Zdaniem lidera .Nowoczesnej, już za miesiąc w naszym kraju może wybuchnąć "poważny kryzys konstytucyjny". – 8-9 marca TK orzeknie prawdopodobnie, iż ustawa "naprawcza" o TK jest sprzeczna z konstytucją. W tym samym czasie można oczekiwać oceny Komisji Weneckiej – oświadczył w RMF FM Petru.
W jego ocenie, na manifestację, do której dojdzie w marcu, należy zaprosić wszystkich, z wyjątkiem sympatyków PiS oraz Kukiz'15. – Na taką demonstrację należy zaprosić wszystkich: całą opozycję, prawdziwą opozycję, ale nie tych, którzy głosują ręka w rękę z PiS-em, czyli klub Kukiza. To jedyny sposób. Chodzi o to, by społeczeństwo obywatelskie wymusiło na rządzących realizację tego, co mówi Trybunał Konstytucyjny, bo inaczej niż nas nie chroni – przekonywał Petru.
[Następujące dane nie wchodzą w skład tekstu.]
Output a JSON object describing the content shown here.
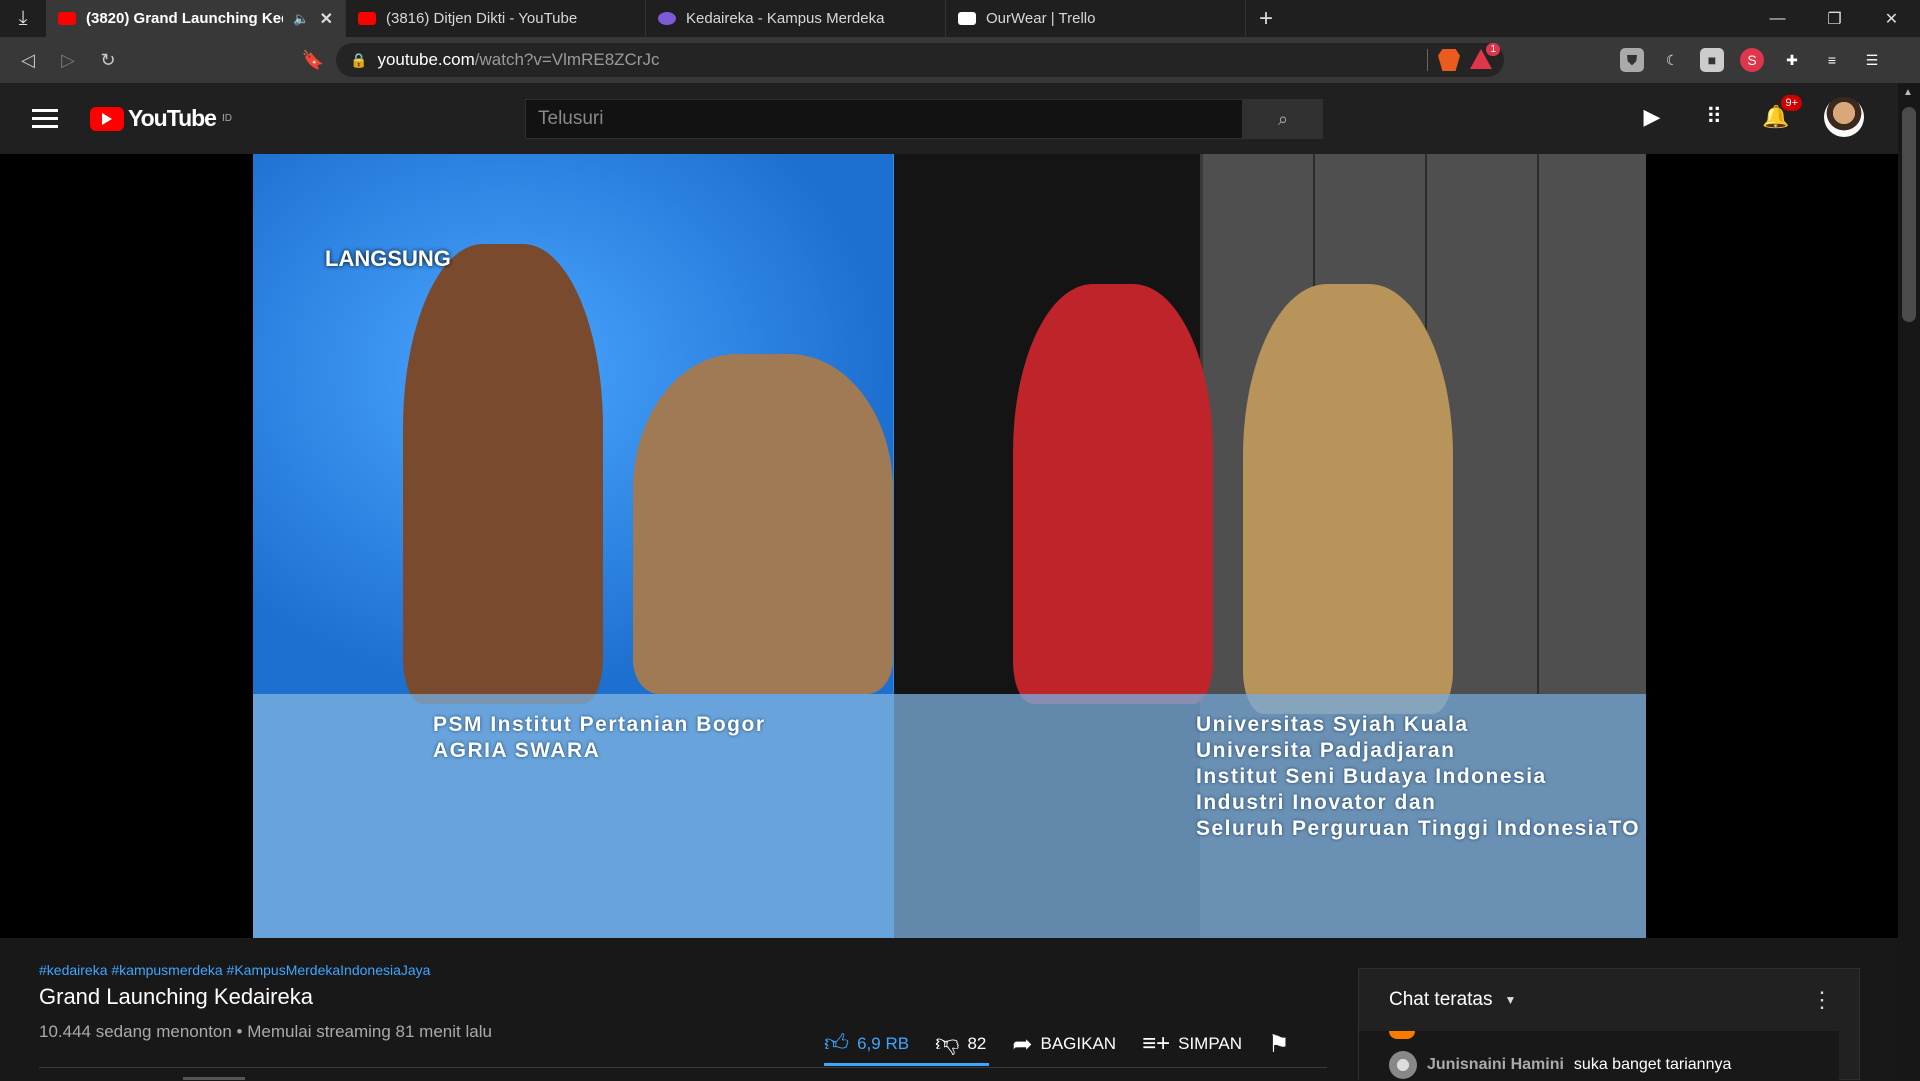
{
  "browser": {
    "download_icon": "download-icon",
    "tabs": [
      {
        "title": "(3820) Grand Launching Keda",
        "favicon_color": "#ff0000",
        "active": true,
        "has_speaker": true
      },
      {
        "title": "(3816) Ditjen Dikti - YouTube",
        "favicon_color": "#ff0000",
        "active": false,
        "has_speaker": false
      },
      {
        "title": "Kedaireka - Kampus Merdeka",
        "favicon_color": "#7c5cd6",
        "active": false,
        "has_speaker": false
      },
      {
        "title": "OurWear | Trello",
        "favicon_color": "#ffffff",
        "active": false,
        "has_speaker": false
      }
    ],
    "url_host": "youtube.com",
    "url_path": "/watch?v=VlmRE8ZCrJc",
    "rewards_badge": "1"
  },
  "youtube": {
    "logo_text": "YouTube",
    "logo_region": "ID",
    "search_placeholder": "Telusuri",
    "notification_badge": "9+"
  },
  "video": {
    "live_label": "LANGSUNG",
    "caption_left": [
      "PSM Institut Pertanian Bogor",
      "AGRIA SWARA"
    ],
    "caption_right": [
      "Universitas Syiah Kuala",
      "Universita Padjadjaran",
      "Institut Seni Budaya Indonesia",
      "Industri Inovator dan",
      "Seluruh Perguruan Tinggi IndonesiaTO"
    ]
  },
  "info": {
    "hashtags": "#kedaireka #kampusmerdeka #KampusMerdekaIndonesiaJaya",
    "title": "Grand Launching Kedaireka",
    "meta": "10.444 sedang menonton • Memulai streaming 81 menit lalu"
  },
  "actions": {
    "like_count": "6,9 RB",
    "dislike_count": "82",
    "share_label": "BAGIKAN",
    "save_label": "SIMPAN"
  },
  "chat": {
    "header": "Chat teratas",
    "message": {
      "author": "Junisnaini Hamini",
      "text": "suka banget tariannya"
    }
  },
  "colors": {
    "youtube_red": "#ff0000",
    "link_blue": "#3ea6ff",
    "chrome_dark": "#202020"
  }
}
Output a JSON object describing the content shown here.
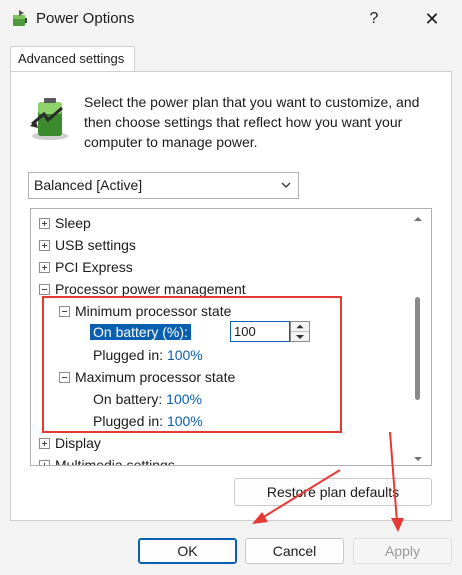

Pytany o swoje ostatnie wpadki dotyczące m.in. Davida Kameruna polityk przyznał, że jest człowiekiem omylnym, zaznaczając jednocześnie, iż poważniejsze pomyłki popełniają najważniejsi politycy PiS. – pani premier Beata Szydło, nie wiedziała, kiedy Polska wchodziła do Unii Europejskiej, a Jarosław Kaczyński, sugerował, że Angela Merkel jest wykreowana przez Stasi – mówił Petru.